しっかりしろ! - ビアグラス

どんな種類のグラスから飲むかで、どれだけ早く飲むかが予測できる

「まっすぐなグラスにしますか、それともジャグにしますか?」というのは、かつては英国のパブの客がパイントを頼むときに一般的だった反応だ。ゆで卵は尖った方かそれとも丸い方から割るべきかを議論した「ガリヴァー旅行記」のリリパット人のように、ビール愛好家は、彼らの好きな形のグラスで飲むときにその酒が最もおいしいということに断固としていた。

まっすぐなグラス、時には唇の少し下に膨らみを持っているものは、かなり勝利を得ている。ジャグ、取っ手のついたずんぐりとしたへこんだ円柱のグラス、は、今では珍しい。しかし、それはたぶん、まっすぐなグラスの愛好家がその仲間に彼らの見かたの美徳を説得したためと言うよりもむしろ、その方がバーの店員が集めて重ねるのが簡単だからだろう。にもかかわらず、ビアグラスの形は、問題だ。ブリストル大学の研究者グループが、それが人がどれだけ早く飲むかを規制しうると示しているからだ。

アンゲラ・アトウッドと彼女の同僚は、160人の学部生(男女80人ずつ)に、4つのうち一つをするよう頼んだ。まっすぐのグラスでビールを飲む、ワイングラスでビールを飲む、その2つの種類のグラスのひとつからレモネードを飲む、というものだ。問題をさらに複雑にするために、グラスのいくつかはいっぱいになっており、ほかのものは半分しか入っていないようにした。けれども、この種類の研究では一般的なように、参加者はその心の性質について誤解させられ、この誤解を支えるために彼らは映画を見せられあとから言語テストをするよう言われた。アトウッド博士と彼女のチームがその中で本当に関心がったのは、そのいろいろな飲み物がどれだけ早く飲まれるか、ということだったのだ。
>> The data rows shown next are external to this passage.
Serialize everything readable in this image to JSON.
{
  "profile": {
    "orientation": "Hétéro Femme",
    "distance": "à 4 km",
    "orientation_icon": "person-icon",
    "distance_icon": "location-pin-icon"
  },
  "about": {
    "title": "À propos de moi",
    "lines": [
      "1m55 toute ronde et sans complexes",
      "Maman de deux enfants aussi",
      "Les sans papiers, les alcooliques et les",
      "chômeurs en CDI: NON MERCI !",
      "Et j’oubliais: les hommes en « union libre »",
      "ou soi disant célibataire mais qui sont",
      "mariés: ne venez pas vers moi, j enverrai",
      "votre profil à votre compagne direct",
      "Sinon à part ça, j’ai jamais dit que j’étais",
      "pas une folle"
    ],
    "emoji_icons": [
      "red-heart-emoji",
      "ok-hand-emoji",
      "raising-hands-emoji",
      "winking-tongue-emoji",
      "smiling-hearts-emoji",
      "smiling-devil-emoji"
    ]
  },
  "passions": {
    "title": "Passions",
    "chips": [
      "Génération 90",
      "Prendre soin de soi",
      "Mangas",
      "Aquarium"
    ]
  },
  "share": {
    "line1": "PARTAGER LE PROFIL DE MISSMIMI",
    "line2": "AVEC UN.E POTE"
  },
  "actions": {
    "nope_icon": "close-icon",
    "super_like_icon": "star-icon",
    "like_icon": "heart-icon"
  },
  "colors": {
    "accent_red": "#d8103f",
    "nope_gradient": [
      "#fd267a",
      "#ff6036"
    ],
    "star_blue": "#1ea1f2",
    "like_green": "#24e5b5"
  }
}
その答えは、いっぱいになったまっすぐなグラスのビールは平均11分で片づけられた。いっぱいのワイングラスは、対照的に、7分で飲み干された。それは、容器の形に関わらずいっぱいのレモネードを飲むのにかかった時間と同じだった。しかしながら、もしグラスに半分しか入っていなければ、形も中身も問題にならなかった。それは、平均5分で飲まれたのだ。

アトウッド博士の仮説は、ある晩を通してのペースを保ちたいビール愛好家は、おそらく半分を目印にグラスの残り量を見ているというものだ(レモネード愛好者は、酔っぱらうことがないので、それほど心配する必要がない)。けれども、横にカーヴのかかったグラスは、そのような判断をすることを難しくする。彼女はその協力者たちを1週間後に呼んで、写真から様々なグラスにどの程度入っているかを推計するよう頼むことによってそれを示した。ほとんどの協力者はワイングラスの中間線を本当の場所よりも低いところだと考え、もし協力者がもともとそのようなグラスから飲んだら、見積もり間違いの程度はその人がどれだけ早く飲んだかに相関した。しかしながら、もしグラスが最初から半分しか入っていなければ、この参照点は、最初からわからない。

結論は、アトウッド博士がパブリック・ライブラリー・オブ・サイエンス誌に報告したように、まっすぐなグラスはそれを持っている。ビール用ワイングラスは英国のパブでは一般的ではないが(それらは時に専門的な醸造所で使われる)、グラスの形がそこからどれだけ早く飲むかに影響しうるという彼女の観察は、調査する必要がある。健康運動家と醸造所の両方がその結果に興味があるだろう。彼らはたぶん、アルコール飲料を出すのに最善の形のグラスについて反対の結論を出すだろうけれども。